B. On 10/04/16 at 9:20 am during interview, the Infection Control Nurse confirmed the following:
1. In tracking infections, "I only follow the lab results." He was asked whether he reviews charts, follows diagnoses, or discusses cases with the physicians or pharmacists. He stated "No."
2. He was also asked if he tracked discharges to a higher level of care. He responded "No."
C. Record review confirmed that the infection control nurse did not track cases of sepsis, discharges to a higher level of care, sentinel events, surgical complications data from the Surgical Review Committee and other data from medical review committees.

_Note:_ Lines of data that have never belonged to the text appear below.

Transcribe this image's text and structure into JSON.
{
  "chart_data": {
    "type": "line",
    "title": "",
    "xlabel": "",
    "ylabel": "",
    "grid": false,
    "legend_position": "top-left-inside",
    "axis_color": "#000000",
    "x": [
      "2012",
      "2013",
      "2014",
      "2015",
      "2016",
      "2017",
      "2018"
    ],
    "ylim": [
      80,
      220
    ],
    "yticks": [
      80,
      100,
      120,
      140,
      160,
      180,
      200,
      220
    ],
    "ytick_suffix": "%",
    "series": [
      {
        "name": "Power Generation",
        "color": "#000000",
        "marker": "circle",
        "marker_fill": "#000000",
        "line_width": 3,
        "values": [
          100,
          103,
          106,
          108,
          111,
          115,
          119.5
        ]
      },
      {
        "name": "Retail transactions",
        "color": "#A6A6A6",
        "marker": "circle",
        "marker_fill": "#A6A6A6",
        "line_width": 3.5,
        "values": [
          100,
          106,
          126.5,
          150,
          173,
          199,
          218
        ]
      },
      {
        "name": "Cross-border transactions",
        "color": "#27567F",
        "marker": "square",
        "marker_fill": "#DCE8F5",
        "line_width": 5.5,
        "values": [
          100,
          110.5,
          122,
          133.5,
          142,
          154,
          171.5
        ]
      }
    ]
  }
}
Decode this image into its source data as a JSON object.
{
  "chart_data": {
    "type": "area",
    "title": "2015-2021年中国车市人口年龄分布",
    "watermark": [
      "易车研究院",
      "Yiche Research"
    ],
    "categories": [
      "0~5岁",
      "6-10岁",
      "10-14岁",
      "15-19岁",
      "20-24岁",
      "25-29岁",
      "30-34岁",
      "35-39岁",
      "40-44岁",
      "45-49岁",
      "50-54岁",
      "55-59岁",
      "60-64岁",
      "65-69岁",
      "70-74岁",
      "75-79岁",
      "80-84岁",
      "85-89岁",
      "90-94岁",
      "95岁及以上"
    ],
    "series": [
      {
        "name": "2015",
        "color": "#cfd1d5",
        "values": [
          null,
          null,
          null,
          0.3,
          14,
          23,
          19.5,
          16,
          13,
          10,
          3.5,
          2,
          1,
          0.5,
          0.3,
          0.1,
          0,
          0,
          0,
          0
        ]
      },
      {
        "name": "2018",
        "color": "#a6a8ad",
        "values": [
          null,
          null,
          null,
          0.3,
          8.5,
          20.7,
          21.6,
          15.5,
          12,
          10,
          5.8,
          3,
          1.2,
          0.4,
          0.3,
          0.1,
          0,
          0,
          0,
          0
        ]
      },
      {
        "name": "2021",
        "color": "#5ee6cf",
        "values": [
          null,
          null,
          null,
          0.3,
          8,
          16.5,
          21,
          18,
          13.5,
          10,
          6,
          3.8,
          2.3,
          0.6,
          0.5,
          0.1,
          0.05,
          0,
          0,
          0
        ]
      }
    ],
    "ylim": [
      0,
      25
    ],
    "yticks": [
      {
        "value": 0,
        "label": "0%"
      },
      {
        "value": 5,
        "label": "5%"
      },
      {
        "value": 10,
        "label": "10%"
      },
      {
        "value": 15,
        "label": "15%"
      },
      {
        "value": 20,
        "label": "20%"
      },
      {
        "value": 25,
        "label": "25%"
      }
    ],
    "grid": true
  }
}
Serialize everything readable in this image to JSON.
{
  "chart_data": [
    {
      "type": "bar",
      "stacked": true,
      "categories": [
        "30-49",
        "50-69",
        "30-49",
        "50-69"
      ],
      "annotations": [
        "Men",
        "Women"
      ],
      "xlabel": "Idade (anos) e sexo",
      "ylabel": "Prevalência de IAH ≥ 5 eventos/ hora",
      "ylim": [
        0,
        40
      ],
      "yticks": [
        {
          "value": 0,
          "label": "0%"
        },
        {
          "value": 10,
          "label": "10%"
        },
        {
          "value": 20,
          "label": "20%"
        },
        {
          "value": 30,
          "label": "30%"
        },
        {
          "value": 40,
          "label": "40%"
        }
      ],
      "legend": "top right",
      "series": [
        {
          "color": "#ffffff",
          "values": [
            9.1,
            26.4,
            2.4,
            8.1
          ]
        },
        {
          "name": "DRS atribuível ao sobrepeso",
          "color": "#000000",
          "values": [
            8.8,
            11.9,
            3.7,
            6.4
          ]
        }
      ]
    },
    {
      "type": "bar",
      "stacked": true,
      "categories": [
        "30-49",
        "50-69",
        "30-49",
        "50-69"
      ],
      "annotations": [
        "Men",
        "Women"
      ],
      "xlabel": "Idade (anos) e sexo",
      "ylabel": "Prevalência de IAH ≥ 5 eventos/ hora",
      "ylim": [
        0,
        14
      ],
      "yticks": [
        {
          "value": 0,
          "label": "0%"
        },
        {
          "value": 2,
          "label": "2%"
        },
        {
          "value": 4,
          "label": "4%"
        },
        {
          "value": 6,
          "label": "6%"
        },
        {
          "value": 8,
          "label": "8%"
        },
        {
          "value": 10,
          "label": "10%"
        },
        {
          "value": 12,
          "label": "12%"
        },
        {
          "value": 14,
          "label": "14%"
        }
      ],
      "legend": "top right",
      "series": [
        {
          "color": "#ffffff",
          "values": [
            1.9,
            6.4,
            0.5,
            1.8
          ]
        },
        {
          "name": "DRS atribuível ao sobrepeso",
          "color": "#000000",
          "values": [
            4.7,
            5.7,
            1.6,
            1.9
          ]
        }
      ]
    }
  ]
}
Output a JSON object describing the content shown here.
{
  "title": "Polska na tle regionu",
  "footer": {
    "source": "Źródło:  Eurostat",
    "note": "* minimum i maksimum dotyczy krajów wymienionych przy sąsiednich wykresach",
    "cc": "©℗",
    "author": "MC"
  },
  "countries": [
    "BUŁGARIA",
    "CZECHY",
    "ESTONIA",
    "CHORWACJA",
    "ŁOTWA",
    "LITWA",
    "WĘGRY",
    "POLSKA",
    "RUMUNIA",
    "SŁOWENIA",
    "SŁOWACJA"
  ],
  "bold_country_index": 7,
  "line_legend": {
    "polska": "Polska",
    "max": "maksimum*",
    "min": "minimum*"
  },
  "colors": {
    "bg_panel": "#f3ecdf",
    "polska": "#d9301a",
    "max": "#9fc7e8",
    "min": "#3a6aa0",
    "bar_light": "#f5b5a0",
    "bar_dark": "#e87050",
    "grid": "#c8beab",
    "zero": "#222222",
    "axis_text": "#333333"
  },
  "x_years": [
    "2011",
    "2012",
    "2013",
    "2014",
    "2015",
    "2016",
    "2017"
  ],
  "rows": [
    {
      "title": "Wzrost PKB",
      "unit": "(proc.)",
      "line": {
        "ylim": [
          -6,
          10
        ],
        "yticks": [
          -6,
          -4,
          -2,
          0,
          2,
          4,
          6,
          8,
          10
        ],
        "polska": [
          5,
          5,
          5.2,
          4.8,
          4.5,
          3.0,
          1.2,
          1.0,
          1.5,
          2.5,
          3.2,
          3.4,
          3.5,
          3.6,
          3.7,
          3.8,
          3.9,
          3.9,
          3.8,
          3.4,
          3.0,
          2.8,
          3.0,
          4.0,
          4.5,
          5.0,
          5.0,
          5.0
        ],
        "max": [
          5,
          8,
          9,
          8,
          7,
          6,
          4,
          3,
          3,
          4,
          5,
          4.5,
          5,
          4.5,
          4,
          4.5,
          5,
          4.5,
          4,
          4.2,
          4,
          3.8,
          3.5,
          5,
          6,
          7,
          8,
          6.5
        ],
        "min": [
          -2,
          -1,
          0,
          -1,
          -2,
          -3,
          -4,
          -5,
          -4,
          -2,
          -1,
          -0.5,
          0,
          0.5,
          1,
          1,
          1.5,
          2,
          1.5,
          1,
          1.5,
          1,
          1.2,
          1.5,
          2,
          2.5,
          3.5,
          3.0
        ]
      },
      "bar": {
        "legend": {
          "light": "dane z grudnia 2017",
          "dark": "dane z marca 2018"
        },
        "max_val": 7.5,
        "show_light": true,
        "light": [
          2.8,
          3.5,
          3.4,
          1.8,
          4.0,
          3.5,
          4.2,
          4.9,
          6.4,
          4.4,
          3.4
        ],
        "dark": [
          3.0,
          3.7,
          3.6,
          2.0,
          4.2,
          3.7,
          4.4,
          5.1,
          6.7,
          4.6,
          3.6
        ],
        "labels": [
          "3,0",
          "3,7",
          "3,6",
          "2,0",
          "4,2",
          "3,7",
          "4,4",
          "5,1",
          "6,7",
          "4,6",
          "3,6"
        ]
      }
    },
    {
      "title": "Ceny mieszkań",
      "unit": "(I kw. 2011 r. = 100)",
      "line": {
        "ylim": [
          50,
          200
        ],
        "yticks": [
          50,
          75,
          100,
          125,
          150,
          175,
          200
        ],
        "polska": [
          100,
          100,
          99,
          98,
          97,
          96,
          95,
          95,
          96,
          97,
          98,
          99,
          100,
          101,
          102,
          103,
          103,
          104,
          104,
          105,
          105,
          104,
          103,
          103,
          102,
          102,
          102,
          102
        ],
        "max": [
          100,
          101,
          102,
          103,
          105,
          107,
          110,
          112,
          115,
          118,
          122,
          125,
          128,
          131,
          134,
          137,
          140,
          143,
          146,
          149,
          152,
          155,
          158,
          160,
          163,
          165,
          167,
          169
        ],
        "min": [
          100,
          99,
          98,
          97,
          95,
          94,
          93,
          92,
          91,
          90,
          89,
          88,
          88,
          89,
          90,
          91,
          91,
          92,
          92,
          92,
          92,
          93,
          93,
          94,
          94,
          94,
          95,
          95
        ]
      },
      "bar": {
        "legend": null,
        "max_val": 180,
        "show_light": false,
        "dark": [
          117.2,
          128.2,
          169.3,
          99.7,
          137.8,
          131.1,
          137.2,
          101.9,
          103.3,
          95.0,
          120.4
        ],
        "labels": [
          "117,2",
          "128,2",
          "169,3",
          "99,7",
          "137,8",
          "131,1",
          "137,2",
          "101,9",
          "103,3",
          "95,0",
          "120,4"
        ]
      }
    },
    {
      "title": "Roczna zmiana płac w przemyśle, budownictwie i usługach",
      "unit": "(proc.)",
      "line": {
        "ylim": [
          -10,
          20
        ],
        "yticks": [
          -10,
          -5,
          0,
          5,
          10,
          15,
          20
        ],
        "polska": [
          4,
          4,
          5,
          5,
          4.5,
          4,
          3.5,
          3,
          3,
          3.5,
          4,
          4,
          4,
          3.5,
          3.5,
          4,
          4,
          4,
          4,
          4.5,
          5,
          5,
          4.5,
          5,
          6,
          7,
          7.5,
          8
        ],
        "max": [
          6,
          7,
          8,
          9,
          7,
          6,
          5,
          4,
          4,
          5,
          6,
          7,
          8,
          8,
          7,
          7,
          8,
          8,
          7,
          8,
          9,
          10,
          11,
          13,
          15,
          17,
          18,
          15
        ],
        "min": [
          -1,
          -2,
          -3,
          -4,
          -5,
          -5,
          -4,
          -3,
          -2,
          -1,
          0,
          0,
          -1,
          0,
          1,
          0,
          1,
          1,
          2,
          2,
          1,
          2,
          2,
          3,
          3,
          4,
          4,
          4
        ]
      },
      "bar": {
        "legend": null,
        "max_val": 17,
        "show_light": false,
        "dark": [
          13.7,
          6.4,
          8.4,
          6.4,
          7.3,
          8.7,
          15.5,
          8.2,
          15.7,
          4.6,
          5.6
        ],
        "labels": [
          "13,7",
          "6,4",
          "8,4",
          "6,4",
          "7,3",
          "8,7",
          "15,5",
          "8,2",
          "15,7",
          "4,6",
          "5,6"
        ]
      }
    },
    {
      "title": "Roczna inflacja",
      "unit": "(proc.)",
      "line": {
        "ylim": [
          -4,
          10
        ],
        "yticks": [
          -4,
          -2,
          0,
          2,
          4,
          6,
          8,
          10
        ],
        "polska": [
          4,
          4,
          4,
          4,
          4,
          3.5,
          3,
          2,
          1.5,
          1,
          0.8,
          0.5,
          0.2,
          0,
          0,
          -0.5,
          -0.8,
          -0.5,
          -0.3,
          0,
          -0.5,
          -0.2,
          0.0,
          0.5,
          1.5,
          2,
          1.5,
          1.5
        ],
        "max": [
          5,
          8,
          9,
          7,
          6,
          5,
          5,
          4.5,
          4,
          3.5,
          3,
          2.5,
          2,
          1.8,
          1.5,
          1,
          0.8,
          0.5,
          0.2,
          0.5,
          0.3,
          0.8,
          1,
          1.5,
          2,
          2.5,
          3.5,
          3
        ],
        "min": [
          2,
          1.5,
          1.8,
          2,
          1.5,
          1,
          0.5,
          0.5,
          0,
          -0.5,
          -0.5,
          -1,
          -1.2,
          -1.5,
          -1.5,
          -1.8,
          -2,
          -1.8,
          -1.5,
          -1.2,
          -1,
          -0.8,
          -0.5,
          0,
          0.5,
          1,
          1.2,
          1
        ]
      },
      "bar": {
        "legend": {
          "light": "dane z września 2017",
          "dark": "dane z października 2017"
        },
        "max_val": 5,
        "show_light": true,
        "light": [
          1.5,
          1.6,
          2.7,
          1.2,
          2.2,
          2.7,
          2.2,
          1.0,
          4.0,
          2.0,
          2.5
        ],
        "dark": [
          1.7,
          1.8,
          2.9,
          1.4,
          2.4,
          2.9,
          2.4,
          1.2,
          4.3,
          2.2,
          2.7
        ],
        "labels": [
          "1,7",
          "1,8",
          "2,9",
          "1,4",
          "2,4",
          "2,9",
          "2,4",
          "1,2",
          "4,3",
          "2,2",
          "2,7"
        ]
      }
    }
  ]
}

D. Record review confirmed that the dash board and current quality program did not track cases of sepsis, discharges to a higher level of care, sentinel events, surgical complications data from the Surgical Review Committee and other data from medical review committees.
E. The facility's infection control policy's performance measures did not include operating room surveillance, dietary surveillance, collaboration with physicians or pharmacists, or reviews of cases by physician and surgical committees.